Sistema carcerário brasileiro: problemas e soluções

Enviada em 23/08/2019

Na Idade Média, as punições para os criminosos eram torturas públicas e cruéis, que visavam a apenas castigar os infratores. A partir do século XIX, há a reorganização do sistema penal, na qual o objetivo principal era a ressocialização, a fim de que esses indivíduos não cometessem os mesmos erros, sendo um procedimento que vigora até os dias atuais. Entretanto, no Brasil contemporâneo a estrutura carcerária apresenta problemas, sobretudo no que tange à infraestrutura e higiene dos presídios, além da saturação deles, o que configura uma questão que afeta negativamente os detentos e a todo o âmbito coletivo.

Convém analisar, inicialmente, que a superlotação das celas nas unidades prisionais é um desafio para o Poder Público. Tal fato decorre do pouco investimento na construção desses espaços, e na manutenção dos já existentes. Desse modo, apesar da quantidade de presos aumentarem periodicamente, poucos presídios são construídos para suprir essa demanda, o que expressa o descaso frente a esse assunto. Prova disso são os dados fornecidos pelo jornal “El País” que revelam que o número de detentos corresponde a mais que o dobro do número de vagas. As consequências, por sua vez, resultam em um cenário caótico, diante da concentração de muitos cidadãos dentro de um único local, o que interefere prejudicialmente na qualidade de vida deles.

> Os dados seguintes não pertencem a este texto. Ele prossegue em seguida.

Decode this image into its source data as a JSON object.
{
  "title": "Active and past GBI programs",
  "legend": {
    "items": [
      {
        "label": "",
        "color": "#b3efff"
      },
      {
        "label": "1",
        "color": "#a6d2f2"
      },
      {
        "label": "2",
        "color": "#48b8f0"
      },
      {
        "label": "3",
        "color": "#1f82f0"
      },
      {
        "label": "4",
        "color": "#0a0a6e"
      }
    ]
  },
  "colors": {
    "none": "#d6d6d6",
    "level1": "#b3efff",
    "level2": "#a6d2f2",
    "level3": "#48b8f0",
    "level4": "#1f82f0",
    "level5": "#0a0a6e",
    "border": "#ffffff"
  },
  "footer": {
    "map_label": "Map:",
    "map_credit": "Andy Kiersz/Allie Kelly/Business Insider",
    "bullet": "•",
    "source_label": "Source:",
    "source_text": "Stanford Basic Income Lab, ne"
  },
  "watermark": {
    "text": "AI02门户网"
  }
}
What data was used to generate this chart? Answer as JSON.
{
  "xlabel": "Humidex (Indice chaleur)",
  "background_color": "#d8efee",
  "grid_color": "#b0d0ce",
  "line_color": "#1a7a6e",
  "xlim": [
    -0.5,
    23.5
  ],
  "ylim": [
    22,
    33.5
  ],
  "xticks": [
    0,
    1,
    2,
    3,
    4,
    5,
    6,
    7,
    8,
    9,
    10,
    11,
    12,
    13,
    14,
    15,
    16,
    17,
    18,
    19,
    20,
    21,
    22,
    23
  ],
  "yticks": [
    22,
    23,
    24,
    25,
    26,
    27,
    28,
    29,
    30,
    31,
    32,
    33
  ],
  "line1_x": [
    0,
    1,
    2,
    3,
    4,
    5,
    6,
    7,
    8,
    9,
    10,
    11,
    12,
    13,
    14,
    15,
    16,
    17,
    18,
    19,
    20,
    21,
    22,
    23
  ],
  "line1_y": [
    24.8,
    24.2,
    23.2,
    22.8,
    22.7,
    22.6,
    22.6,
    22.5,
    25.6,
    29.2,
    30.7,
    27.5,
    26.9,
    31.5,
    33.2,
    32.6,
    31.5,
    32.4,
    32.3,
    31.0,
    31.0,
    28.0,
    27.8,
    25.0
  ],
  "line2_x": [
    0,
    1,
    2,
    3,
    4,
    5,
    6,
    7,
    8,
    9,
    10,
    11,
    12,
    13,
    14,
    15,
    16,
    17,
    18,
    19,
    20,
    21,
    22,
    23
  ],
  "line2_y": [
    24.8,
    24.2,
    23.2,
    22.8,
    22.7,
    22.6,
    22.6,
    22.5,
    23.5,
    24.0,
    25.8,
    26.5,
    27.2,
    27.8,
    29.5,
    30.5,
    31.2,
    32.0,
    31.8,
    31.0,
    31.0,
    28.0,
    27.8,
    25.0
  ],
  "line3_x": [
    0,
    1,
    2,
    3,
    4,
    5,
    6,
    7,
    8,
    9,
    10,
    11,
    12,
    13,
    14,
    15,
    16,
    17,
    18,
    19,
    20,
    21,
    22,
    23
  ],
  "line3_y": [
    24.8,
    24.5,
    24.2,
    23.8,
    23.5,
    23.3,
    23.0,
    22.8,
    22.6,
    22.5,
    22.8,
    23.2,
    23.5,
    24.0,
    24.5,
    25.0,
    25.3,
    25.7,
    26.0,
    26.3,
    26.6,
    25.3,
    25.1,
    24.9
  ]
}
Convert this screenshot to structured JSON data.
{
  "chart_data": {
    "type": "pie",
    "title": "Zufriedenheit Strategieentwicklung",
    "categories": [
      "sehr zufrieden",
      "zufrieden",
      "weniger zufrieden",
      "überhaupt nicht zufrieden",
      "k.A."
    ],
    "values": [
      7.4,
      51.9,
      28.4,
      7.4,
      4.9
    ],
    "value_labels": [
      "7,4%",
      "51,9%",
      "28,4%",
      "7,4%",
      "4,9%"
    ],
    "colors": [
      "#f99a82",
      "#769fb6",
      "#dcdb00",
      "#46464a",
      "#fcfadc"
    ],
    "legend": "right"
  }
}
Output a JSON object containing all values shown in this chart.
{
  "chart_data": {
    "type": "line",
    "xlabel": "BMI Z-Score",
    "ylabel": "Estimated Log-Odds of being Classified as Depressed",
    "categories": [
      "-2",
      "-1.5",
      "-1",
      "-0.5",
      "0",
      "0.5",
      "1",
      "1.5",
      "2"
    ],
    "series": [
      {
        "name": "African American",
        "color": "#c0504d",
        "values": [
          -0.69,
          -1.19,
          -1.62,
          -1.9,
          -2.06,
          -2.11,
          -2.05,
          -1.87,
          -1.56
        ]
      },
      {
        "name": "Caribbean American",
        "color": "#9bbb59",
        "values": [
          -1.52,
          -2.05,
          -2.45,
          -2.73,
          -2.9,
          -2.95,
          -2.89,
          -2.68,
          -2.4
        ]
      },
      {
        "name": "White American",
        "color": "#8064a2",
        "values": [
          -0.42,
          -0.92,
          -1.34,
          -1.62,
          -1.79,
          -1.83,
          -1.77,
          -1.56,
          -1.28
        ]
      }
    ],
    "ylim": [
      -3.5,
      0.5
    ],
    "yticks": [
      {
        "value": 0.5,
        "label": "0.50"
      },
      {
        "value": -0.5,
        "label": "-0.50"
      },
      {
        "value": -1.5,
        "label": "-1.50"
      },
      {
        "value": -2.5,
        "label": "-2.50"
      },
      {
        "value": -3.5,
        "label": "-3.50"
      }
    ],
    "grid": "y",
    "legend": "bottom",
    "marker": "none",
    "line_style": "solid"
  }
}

É válido analisar, ainda, que em decorrência das más condições das prisões brasileiras, tais locais não cumprem seu intuito final: ressocializar. Na obra Memórias do Cárcere, o autor Graciliano Ramos relata as situações hostis a que foi submetido quando esteve preso durante o regime do Estado Novo, em que descreve um panorama de maus tratos, e negligência as condições medicosanitárias  nesses ambientes. Analogamente à conjuntura vigente, as unidades prisionais carecem de espaço, educação e condições de vida plena, o que transforma esses locais em escolas de aperfeiçoamento do crime, visto que a revolta dos detentos gera a formação de facções criminosas. Dessa maneira, não há medidas para que os indivíduos sejam reinseridos na sociedade, o que gera outras adversidades como os crimes reicindentes, em que o infrator ao sair da prisão comete outro delito e retorna à ela.

Portanto, o sistema carcerário brasileiro apresenta problemas maléficos à sociedade. Faz-se necessário que os Governos Estaduais invistam na construção de novos presídios, formulando projetos de obras públicas de estabelecimento deles. Além disso, o Estado deve oferecer assistência a questões de saúde e limpeza dos presídios existentes de forma frequente. Ademais, cabe ao Ministério da Justiça promover medidas socioeducativas para serem aplicadas nas prisões, em que viabilize cursos profissionalizantes para os presos e levem acesso à culinária, música, esportes e cultura.